Thereafter, reflect on how your styles have evolved through the years, VandenBerg says, and gut check yourself on the details that you now cringe at (everything from zig-zag hair parts to neon blazers) and the others that evoke a sweet nostalgia—that is what’s timeless to you.

“When going through photos, couples are able to recognize re-occurring elements, and get a strong sense of their style and the look and ‘feel’ they are trying to achieve,” VandenBerg underscores.


Note what you love

Beyond your personal albums, branch out your reflections by perusing magazines, social media pages, and other outlets. Then make note of what elements you like in those mediums such as certain fonts for your stationary, flowers to include in your bouquet, and dress silhouettes.

As VandenBerg explains: “Think about what draws you to an image. Is it the colors, the lighting, the mood? Add sticky tabs to pages in magazines and make notes on the tabs. These will help you when you refer back.”


And resist a little longer to put everything in one place online

Take your inspiration gathering one step further by venturing into open spaces and soaking up what’s around you versus on a screen.

“Instead of going straight to Pinterest and searching for wedding-related keywords,” says Welland, “try finding inspiration in public places such as museums, parks, malls, or a stroll through a public place.”

After this practice, consider yourself free to unleash your vision on a screen, such as via a Pinterest board, folders on Instagram, etc. You should have all of the keyworks in your head you’ll want to search, thanks to your on-the-ground research.

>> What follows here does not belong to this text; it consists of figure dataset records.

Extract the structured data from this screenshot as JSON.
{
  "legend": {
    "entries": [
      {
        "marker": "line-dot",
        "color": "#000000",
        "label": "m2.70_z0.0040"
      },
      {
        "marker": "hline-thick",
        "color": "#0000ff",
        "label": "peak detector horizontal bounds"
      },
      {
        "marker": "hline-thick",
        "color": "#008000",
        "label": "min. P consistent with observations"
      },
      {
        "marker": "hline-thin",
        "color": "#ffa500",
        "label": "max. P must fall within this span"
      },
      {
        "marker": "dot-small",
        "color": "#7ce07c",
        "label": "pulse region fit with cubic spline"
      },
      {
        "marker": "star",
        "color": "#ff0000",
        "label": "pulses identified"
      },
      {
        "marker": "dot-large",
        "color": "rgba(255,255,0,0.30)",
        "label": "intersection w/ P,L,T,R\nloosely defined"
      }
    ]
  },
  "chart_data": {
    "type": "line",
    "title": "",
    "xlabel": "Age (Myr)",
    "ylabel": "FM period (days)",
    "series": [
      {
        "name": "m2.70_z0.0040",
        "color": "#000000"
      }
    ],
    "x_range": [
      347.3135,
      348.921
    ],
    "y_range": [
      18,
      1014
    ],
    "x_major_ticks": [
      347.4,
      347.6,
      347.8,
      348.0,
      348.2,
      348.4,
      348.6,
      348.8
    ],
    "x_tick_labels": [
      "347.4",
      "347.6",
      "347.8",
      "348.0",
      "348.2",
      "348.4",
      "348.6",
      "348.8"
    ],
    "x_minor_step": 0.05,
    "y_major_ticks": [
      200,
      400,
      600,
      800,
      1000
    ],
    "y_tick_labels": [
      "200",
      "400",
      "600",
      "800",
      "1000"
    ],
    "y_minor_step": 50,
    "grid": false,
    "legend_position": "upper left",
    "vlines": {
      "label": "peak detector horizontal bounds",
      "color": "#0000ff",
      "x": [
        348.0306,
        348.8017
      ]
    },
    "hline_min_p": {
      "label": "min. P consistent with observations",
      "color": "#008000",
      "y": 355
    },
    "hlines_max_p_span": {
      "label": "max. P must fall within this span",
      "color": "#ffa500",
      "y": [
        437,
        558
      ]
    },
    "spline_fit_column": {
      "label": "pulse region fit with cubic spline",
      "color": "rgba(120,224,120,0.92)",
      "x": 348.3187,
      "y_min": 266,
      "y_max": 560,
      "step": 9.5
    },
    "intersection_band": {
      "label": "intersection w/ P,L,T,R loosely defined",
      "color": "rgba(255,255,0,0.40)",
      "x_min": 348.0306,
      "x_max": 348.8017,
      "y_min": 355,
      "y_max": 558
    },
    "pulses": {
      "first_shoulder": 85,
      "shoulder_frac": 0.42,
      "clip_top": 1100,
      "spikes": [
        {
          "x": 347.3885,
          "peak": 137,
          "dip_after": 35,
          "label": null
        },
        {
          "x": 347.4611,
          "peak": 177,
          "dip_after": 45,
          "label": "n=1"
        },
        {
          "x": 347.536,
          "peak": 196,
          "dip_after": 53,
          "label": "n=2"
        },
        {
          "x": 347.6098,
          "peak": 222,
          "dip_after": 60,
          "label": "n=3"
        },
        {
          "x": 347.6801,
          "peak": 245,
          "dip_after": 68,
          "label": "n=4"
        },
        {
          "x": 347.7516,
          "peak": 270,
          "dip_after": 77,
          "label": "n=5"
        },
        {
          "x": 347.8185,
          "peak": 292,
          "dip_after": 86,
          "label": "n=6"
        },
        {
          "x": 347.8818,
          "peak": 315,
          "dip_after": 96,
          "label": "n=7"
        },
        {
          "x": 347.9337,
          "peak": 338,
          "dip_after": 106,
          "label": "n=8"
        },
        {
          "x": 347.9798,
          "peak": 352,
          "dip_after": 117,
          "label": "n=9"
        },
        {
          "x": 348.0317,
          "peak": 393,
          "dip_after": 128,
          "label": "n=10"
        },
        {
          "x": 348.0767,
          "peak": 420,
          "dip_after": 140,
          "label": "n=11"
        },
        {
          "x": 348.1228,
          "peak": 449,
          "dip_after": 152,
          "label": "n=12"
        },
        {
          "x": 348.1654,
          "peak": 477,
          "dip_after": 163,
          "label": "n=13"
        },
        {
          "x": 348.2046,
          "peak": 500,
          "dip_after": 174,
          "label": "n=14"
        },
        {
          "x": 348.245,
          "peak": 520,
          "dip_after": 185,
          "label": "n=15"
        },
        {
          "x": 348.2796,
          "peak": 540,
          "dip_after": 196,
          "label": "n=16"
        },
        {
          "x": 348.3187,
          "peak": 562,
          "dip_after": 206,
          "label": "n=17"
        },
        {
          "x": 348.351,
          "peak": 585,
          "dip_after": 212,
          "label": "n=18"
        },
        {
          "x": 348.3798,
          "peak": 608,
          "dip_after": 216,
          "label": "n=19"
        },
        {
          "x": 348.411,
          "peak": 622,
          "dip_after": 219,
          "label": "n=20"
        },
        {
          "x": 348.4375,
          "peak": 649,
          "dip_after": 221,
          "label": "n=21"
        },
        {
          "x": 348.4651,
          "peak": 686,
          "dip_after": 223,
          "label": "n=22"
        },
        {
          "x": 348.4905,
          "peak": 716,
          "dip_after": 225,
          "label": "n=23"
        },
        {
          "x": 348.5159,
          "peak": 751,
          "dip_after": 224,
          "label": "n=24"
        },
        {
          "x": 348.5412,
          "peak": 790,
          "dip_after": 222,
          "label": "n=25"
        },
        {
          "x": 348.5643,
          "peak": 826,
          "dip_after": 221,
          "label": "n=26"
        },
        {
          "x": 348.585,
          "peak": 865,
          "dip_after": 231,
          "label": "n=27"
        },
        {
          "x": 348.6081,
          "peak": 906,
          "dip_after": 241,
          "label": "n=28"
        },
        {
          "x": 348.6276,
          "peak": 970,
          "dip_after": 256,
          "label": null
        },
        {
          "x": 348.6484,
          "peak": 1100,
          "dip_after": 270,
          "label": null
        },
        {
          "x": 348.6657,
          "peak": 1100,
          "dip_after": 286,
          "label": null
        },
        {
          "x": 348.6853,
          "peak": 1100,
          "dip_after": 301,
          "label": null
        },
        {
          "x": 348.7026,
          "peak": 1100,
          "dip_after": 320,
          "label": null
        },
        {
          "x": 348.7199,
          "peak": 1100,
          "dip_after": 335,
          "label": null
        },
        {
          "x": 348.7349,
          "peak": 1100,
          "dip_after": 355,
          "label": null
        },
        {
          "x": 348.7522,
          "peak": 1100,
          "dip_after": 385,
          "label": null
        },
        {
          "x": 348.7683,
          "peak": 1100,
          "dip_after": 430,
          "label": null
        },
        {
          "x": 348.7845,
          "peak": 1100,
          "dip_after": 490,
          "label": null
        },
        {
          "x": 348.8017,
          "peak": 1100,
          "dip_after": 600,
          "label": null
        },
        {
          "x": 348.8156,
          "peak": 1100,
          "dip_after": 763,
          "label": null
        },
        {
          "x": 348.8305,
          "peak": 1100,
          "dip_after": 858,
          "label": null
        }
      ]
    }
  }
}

Finally, outsource your vision

And as much fun as it is to dream up your wedding vision, the safest bet is always to hand your ideas over to the pros for your execution. To that end, VandenBerg pared down a few pointers for how to work with your planner on bringing everything together:

  1. Come up with three words to describe how you want you wedding to be.
  2. Share the images you’ve flagged online and offline with your planner or coordinator.
  3. And stay open-minded to the expert’s suggestions—they’ve done this plenty of times before and are sure to have elements you’ve never thought to include.
  4. Know it’s OK to take breaks from the brainstorming. You always want to make final decision with fresh eyes, as to not act in the moment and then later muddy up your vendors’ execution.